ORCID: https://orcid.org/0000-0003-2135-4409
SCOPAS Identifier: 57209581318
Web of Science ResearchID: LSI-8021-2024
Vidwan Profile: Vidwan | Profile Page (Vidwan-ID : 621443 )
The Computational Materials Science Laboratory named “Modelling Advanced Materials Laboratory (MAM Lab)” at the Department of Physics, NERIST is a research facility dedicated to the study and development of materials using computational methods sponsored by DST-SERB. Our group members collaborate with researchers and industrialists in an interdisciplinary field to understand the fundamental properties of materials and design novel materials with specific characteristics. In MAM lab, PhD, MSc. and BSc. students employ advanced computational techniques, such as density functional theory (DFT), molecular dynamics (MD) simulations, and machine learning (ML) algorithms, to investigate the behaviour and properties of materials at the atomic and molecular levels. These methods allow for the exploration of materials' electronic structural properties, mechanical properties, transport properties, and thermal behaviour at the microscopic level.
In the current scenario, computational materials studies play a crucial role in accelerating the discovery and optimization of materials for various applications such as thermoelectric and optoelectronic applications. By leveraging computational simulations and modelling, we can efficiently screen a wide range of materials, predict their properties, and guide experimental efforts toward the most promising candidates. Moreover, MAM lab facilitates collaborations with experimental scientists, enabling a seamless integration of theoretical, computational, and experimental approaches. The insights gained from computational studies can guide and inform the design and synthesis of new materials, leading to faster and more targeted experimentation.

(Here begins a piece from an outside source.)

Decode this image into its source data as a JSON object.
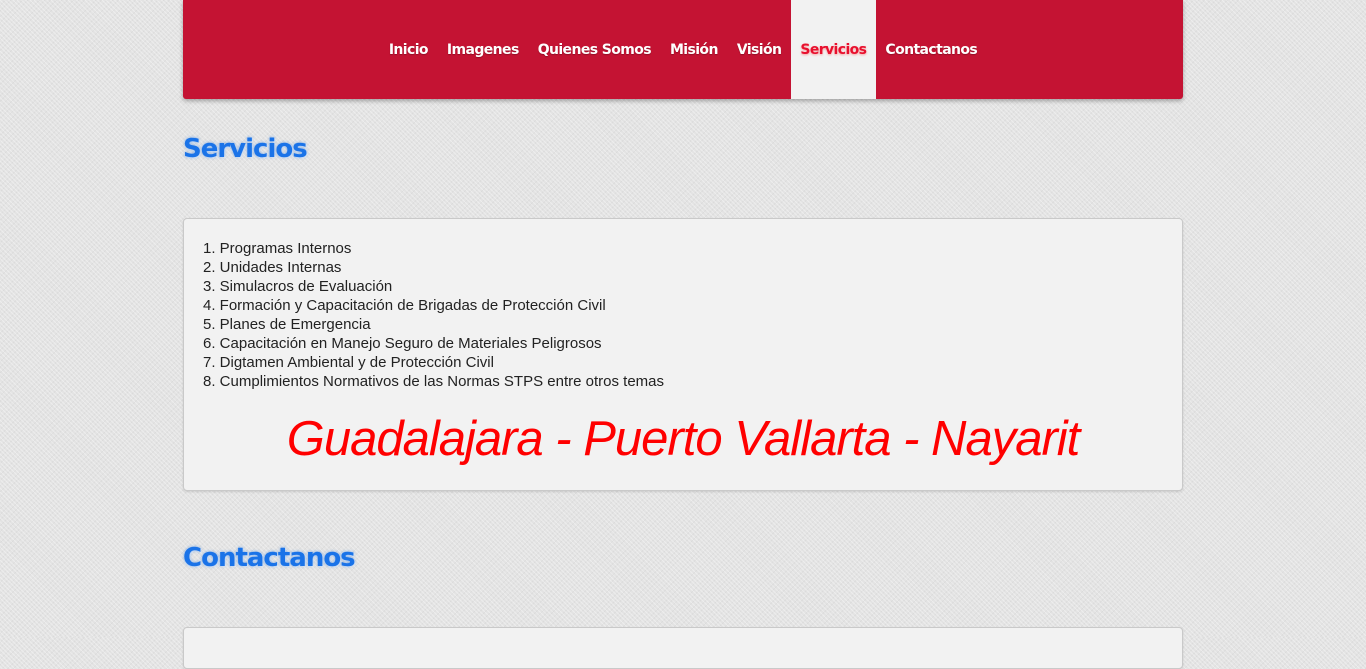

The MAM Lab is at the forefront of innovation, addressing diverse materials-related challenges in fields such as renewable energy generation, transport, energy storage, electronics, and nanotechnology. Our research findings contribute to the development of new materials with improved performance, durability, and sustainability, thereby driving advancements in various industries and technologies. Overall, the Computational MAM Lab would serve a vital resource for researchers seeking to harness the power of computational tools to revolutionize the understanding and design of materials, ultimately shaping the future of materials science and engineering.
Creating an innovative learning Environment in the department requires a multifaced approach that encompasses various aspects of teaching, infrastructure, and student engagement. Here are the few important factors that guide us to develop an effective learning environment in the department:
1. Collaborative spaces: Fostering collaboration and idea-sharing among students and faculty by creating dedicated collaborative spaces within the department. These spaces can include open areas, study rooms, or common lounges equipped with interactive displays, whiteboards, and technology for presentations.
2. Updated Infrastructure: Ensure the department has the modern infrastructure and equipment necessary for effective teaching and research. This includes well-equipped laboratories, up-to-date experimental apparatus, and software tools for simulations and data analysis. Access to cutting-edge technologies, such as virtual reality or augmented reality, can enhance students' learning experiences.
3. Flexible Learning Spaces: Design flexible classrooms that can accommodate different teaching methodologies, such as project-based learning, or active learning strategies. Incorporate movable furniture, interactive whiteboards, and technology integration for seamless teaching and engagement.
4. Integration of Technology: Utilize technology to enhance learning experiences. Encourage the use of online platforms for accessing course materials, and collaborative problem-solving. Explore possibilities for online lectures, video demonstrations, and interactive simulations to supplement traditional teaching methods.
5. Student Involvement: Encourage student participation in the learning process. Implement peer-to-peer learning programs and study groups. Foster a culture of intellectual curiosity and collaboration by organizing student-led seminars, research symposiums, and conferences.
6. Research Opportunities: Facilitate research opportunities for undergraduate and graduate students. Encourage members to involve students in research projects and mentor them through the research process. Provide resources and other support for student-led research initiatives.
7. Industry Collaboration: Establish partnerships and collaborations with industry professionals and research organizations. Interact with Invited guest speakers, and encourage them to facilitate internships to provide students with real-world exposure and a deeper understanding of the practical applications of physics.
Remember, creating an innovative learning environment is an ongoing process. Regularly assess the effectiveness of implemented strategies and adapt the current trends. Encouraging a culture of innovation, collaboration, and lifelong learning will help the learning temperament at the forefront of educational excellence.